# Had Jim Wangers sign my car yesterday!



## revsitup (Nov 9, 2007)

Thought I would share a couple pictures from the A.E. Golden Pontiac show in Reading Pa. on Sunday. They had Jim Wangers & Dave Anderson there as guest . 
Jim had a great presentation on the history of how the name "Wide-track Pontiac" came about.
Afterwards Jim was nice enough to sign a couple of our cars !
Here are a few pics of Jim signing my car & one with a few members of The SVGTOTigers club with Jim. 
I was a pretty neat day for sure!

Brent


----------



## GTO JUDGE (May 14, 2005)

arty: Brent!!!

For the man who was responsible for the Judge to sign it, it's is the icing on the cake. 

I wish everyone could see this car, you'd be hard pressed to find many others as done as well as this one.
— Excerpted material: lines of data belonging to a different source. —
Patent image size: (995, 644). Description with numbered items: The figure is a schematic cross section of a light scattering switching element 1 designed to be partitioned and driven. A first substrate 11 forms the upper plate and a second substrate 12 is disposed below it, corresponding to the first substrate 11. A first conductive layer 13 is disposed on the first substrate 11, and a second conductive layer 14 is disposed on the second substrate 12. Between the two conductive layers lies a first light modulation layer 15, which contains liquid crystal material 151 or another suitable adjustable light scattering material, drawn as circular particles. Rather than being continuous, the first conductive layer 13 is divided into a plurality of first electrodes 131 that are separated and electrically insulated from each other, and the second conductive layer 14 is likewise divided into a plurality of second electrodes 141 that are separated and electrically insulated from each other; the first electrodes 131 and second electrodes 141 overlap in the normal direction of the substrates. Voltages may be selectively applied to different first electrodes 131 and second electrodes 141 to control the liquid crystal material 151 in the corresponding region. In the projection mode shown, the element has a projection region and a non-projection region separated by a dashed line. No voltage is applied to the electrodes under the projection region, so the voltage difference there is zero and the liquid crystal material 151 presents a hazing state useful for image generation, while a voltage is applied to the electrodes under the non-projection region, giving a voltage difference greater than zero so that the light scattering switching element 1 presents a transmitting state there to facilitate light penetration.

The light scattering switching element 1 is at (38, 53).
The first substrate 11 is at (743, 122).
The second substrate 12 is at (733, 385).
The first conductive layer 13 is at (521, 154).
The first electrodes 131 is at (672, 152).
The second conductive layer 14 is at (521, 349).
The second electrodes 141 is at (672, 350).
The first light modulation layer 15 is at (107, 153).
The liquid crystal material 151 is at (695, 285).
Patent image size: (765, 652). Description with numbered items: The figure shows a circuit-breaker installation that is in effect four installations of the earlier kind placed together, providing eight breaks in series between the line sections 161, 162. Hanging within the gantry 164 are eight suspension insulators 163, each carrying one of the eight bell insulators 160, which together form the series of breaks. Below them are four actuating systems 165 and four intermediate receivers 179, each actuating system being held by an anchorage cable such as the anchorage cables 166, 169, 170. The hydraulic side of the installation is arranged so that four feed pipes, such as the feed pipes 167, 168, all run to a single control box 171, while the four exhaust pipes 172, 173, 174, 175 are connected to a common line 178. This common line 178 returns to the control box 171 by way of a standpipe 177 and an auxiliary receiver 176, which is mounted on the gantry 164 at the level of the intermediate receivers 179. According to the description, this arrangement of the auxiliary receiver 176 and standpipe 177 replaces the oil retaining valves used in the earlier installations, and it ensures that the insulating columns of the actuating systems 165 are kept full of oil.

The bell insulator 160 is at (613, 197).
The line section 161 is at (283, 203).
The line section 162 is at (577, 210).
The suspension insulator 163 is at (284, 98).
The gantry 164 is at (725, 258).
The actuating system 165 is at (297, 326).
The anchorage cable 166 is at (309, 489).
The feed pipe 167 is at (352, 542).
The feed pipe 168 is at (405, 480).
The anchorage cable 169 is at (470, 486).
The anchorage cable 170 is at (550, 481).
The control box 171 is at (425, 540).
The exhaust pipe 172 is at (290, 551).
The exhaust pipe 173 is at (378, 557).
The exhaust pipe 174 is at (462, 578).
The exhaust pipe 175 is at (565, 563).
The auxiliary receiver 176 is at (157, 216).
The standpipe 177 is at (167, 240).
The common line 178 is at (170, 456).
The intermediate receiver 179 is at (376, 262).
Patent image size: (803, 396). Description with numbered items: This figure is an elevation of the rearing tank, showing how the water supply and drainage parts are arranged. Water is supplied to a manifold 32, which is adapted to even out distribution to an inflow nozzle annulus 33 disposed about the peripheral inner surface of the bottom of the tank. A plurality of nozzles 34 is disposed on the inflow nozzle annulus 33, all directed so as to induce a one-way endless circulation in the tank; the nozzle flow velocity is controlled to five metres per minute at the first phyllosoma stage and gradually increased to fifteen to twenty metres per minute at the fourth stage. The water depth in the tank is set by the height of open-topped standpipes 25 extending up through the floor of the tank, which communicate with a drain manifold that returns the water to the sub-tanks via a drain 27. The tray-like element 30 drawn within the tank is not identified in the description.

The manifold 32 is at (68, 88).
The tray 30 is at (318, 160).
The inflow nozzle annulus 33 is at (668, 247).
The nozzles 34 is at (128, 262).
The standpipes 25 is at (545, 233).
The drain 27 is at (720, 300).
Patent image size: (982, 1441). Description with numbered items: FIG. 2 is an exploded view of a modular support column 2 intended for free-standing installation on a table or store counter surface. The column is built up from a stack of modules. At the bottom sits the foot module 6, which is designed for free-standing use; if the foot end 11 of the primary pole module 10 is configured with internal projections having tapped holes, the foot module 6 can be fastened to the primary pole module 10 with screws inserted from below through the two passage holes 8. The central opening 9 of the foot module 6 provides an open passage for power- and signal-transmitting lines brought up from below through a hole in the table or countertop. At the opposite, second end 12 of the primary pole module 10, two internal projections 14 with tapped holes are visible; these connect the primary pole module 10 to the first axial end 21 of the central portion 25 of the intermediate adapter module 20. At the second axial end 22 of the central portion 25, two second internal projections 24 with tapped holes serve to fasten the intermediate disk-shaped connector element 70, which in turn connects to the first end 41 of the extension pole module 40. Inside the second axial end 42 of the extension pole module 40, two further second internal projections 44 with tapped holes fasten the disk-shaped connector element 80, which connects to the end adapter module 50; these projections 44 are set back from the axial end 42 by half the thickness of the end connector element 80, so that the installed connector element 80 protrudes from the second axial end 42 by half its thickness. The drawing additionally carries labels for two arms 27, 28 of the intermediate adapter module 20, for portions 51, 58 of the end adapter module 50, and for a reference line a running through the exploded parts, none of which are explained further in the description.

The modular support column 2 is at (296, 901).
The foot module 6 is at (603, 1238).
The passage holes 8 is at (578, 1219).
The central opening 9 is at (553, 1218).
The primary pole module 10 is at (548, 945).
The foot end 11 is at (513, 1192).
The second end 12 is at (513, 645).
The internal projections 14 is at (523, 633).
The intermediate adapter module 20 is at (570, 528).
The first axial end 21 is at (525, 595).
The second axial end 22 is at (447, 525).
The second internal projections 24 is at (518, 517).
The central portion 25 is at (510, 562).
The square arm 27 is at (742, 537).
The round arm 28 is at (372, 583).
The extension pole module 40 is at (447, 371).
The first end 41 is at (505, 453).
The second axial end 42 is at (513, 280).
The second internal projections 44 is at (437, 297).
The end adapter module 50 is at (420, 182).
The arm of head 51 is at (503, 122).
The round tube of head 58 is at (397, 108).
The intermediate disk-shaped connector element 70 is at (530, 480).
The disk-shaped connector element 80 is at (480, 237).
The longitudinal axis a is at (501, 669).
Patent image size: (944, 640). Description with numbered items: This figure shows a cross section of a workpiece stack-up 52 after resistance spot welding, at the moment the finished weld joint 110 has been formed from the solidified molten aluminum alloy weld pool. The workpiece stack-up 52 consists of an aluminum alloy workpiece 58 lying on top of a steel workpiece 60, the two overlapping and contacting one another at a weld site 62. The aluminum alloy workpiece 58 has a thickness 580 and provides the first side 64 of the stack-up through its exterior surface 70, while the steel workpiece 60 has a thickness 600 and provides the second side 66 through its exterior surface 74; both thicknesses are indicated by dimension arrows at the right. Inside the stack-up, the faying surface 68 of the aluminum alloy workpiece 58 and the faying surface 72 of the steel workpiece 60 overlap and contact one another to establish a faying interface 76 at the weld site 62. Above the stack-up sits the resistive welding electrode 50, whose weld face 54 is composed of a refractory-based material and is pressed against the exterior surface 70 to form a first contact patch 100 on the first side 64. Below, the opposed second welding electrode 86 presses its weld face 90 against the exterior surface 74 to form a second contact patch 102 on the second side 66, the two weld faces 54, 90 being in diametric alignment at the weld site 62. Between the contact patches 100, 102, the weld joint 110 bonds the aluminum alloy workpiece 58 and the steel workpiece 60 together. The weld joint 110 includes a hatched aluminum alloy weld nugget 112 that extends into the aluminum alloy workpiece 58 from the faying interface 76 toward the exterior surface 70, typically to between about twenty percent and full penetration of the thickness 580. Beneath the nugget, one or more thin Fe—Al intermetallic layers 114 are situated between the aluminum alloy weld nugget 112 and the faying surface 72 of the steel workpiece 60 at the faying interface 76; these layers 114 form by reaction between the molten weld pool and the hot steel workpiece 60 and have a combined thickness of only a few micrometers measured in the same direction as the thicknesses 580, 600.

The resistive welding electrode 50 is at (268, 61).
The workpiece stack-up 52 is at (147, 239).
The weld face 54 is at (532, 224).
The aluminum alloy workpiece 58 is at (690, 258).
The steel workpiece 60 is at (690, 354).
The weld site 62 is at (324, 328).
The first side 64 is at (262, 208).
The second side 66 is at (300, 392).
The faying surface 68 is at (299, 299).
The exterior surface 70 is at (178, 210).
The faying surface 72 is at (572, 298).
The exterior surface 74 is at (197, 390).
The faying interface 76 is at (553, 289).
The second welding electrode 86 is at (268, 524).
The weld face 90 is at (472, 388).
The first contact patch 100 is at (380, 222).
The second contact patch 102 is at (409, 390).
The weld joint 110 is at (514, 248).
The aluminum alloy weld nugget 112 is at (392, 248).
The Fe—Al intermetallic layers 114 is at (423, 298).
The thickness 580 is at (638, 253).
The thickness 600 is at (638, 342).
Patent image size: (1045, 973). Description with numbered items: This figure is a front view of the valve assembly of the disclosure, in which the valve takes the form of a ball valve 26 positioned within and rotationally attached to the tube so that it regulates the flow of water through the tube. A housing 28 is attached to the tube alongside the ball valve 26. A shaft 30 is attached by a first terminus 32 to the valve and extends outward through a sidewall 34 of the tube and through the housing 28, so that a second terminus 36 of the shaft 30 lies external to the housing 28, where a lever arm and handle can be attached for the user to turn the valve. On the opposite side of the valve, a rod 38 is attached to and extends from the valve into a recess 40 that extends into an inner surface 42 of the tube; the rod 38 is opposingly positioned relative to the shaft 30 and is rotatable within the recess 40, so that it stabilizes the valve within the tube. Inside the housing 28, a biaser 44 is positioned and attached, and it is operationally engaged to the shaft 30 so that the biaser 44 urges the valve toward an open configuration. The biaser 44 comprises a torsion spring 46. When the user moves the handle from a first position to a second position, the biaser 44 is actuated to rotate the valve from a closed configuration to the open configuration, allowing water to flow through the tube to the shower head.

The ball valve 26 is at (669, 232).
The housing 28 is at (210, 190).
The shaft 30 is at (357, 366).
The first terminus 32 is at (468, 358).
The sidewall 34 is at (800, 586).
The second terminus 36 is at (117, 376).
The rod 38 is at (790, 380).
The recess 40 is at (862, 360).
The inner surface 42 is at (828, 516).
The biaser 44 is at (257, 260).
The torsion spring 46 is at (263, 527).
It's a crowd pleaser and multiple award winning car.
AWESOME!!


----------



## Rukee (Feb 8, 2007)

Congrats! It looks like one sweet a** ride!! :cheers


----------



## Aramz06 (Mar 2, 2008)

Hey thats 2 of you now! :cheers


----------



## macgto7004 (Jul 22, 2007)

Congrats Brent!
What an awesome addition to an awesome car!

mac


----------



## SANDU002 (Oct 13, 2004)

I have seen this car before at other shows and it is a BEAUT!!!!


----------



## Andy68GTO (Nov 15, 2007)

In the fourth picture if you look closely you can see a blue 68. It seems to be overshadowed by this Judge. :rofl: :lol:! Seriously, this was a great day and hearing Jim tell his stories about the first Judge prototype to Brent was great. (I believe they used a limelight green 69 and painted it Orange) What a great show!!! :cool

Andy
SVGTO Treasurer


----------



## ppurfield001 (Jan 21, 2008)

Andy68GTO said:


> In the fourth picture if you look closely you can see a blue 68. It seems to be overshadowed by this Judge. :rofl: :lol:! Seriously, this was a great day and hearing Jim tell his stories about the first Judge prototype to Brent was great. (I believe they used a limelight green 69 and painted it Orange) What a great show!!! :cool
> 
> Andy
> SVGTO Treasurer


In all the stories I've heard from people who have met Jim Wangers, he always comes across as a decent guy who simply loves Pontiacs, like most of us. Someday, I've got to get him to sign my car..........


----------



## geeteeohguy (Feb 2, 2008)

I've never met Jim Wangers, but I'd like to. He is a true American Icon, and has played a huge part in the developement and marketing of great high performance Pontiacs. A drag racer, a consultant, a marketing expert, and a gearhead's gearhead, he is living, breathing history. I have a friend who met him at a Pontiac event about 18 years ago, and same thing: the man is the real deal. I don't have a Judge, but he could sign my '65 or my '67 any time!!
Jeff


----------



## revsitup (Nov 9, 2007)

Andy68GTO said:


> In the fourth picture if you look closely you can see a blue 68. It seems to be overshadowed by this Judge. :rofl: :lol:! Seriously, this was a great day and hearing Jim tell his stories about the first Judge prototype to Brent was great. (I believe they used a limelight green 69 and painted it Orange) What a great show!!! :cool
> 
> Andy
> SVGTO Treasurer


Hey Andy, Heres a picture of that blue 68 overshadowing a sweet new G8. :lol:
Whats up with that! 
btw Did you polish your fanbelts yet. I heard they were taking points off for faded fanbelts @ that show! 
Just kidding Andy
Brent


----------



## macgto7004 (Jul 22, 2007)

revsitup said:


> Hey Andy, *Heres a picture of that blue 68 overshadowing a sweet new G8.* :lol:
> Whats up with that!
> btw Did you polish your fanbelts yet. I heard they were taking points off for faded fanbelts @ that show!
> Just kidding Andy
> Brent


:rofl: Just goes to show that Pontiac style and performance is still going strong 40 years later! 

mac


----------